Coca-Cola FEMSA announced that it estimates to invest $ 648 million in 2020.
For the past three years, the company has focused its investment capital expenditures on increasing production capacity; place refrigerators with retailers; in returnable bottles and boxes; improve the efficiency of its distribution infrastructure, and in information technology.
In particular, and again, Coca-Cola FEMSA’s capital expenditure budget for the current year is destined mainly for those same purposes.
The company estimates that of its projected capital expenditures for 2020, approximately 38.0% will be for its Mexican territories and the rest will be for its non-Mexican territories.
Coca-Cola FEMSA also believes that the funds generated internally will be sufficient to meet its budgeted capital expenditure for 2020.
However, the company clarified that its capital expenditure plan for 2020 may change depending on the market and other conditions, such as the recent COVID-19 outbreak, and its results and financial resources.
Coca-Cola FEMSA and its contract
The Coca-Cola Company has historically contributed resources in addition to its own capital expenditures. Overall, it uses these contributions for initiatives that promote volume growth for Coca-Cola brand beverages, including cooler placement with retailers.
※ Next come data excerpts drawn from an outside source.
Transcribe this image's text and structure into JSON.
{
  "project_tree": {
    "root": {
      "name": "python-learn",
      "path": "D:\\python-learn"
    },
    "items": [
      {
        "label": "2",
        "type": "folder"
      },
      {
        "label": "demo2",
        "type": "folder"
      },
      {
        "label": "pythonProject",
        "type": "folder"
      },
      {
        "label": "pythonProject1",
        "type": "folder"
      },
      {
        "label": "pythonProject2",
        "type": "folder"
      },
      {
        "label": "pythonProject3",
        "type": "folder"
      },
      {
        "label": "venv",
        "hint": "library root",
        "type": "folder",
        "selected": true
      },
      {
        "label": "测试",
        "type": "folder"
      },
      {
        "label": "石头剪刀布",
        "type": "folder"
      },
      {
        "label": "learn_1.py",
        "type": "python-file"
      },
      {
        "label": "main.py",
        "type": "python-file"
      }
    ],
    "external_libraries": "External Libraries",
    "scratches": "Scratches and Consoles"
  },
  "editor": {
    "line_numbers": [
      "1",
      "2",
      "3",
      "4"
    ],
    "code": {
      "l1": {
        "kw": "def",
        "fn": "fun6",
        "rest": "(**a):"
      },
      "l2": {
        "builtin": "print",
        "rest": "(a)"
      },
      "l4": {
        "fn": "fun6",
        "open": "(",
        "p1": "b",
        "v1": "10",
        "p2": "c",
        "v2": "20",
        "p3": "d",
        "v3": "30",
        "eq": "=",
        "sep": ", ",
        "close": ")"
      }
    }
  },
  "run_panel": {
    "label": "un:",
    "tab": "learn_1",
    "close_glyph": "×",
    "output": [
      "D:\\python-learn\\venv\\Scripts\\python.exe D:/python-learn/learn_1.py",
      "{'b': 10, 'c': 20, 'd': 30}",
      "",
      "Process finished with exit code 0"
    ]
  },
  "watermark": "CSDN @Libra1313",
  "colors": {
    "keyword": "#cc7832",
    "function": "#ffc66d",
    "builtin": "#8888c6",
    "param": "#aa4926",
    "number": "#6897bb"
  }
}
Such contributions may result in a reduction in your selling expense line. The Coca-Cola Company’s contributions are made on a discretionary basis. Although the company believes that The Coca-Cola Company will make additional contributions in the future to help its capital spending program based on past practice and benefits for The Coca-Cola Company as owner of Coca-Cola investment brands that support the strength with regard to brands in their territories, cannot guarantee that such contributions will be made.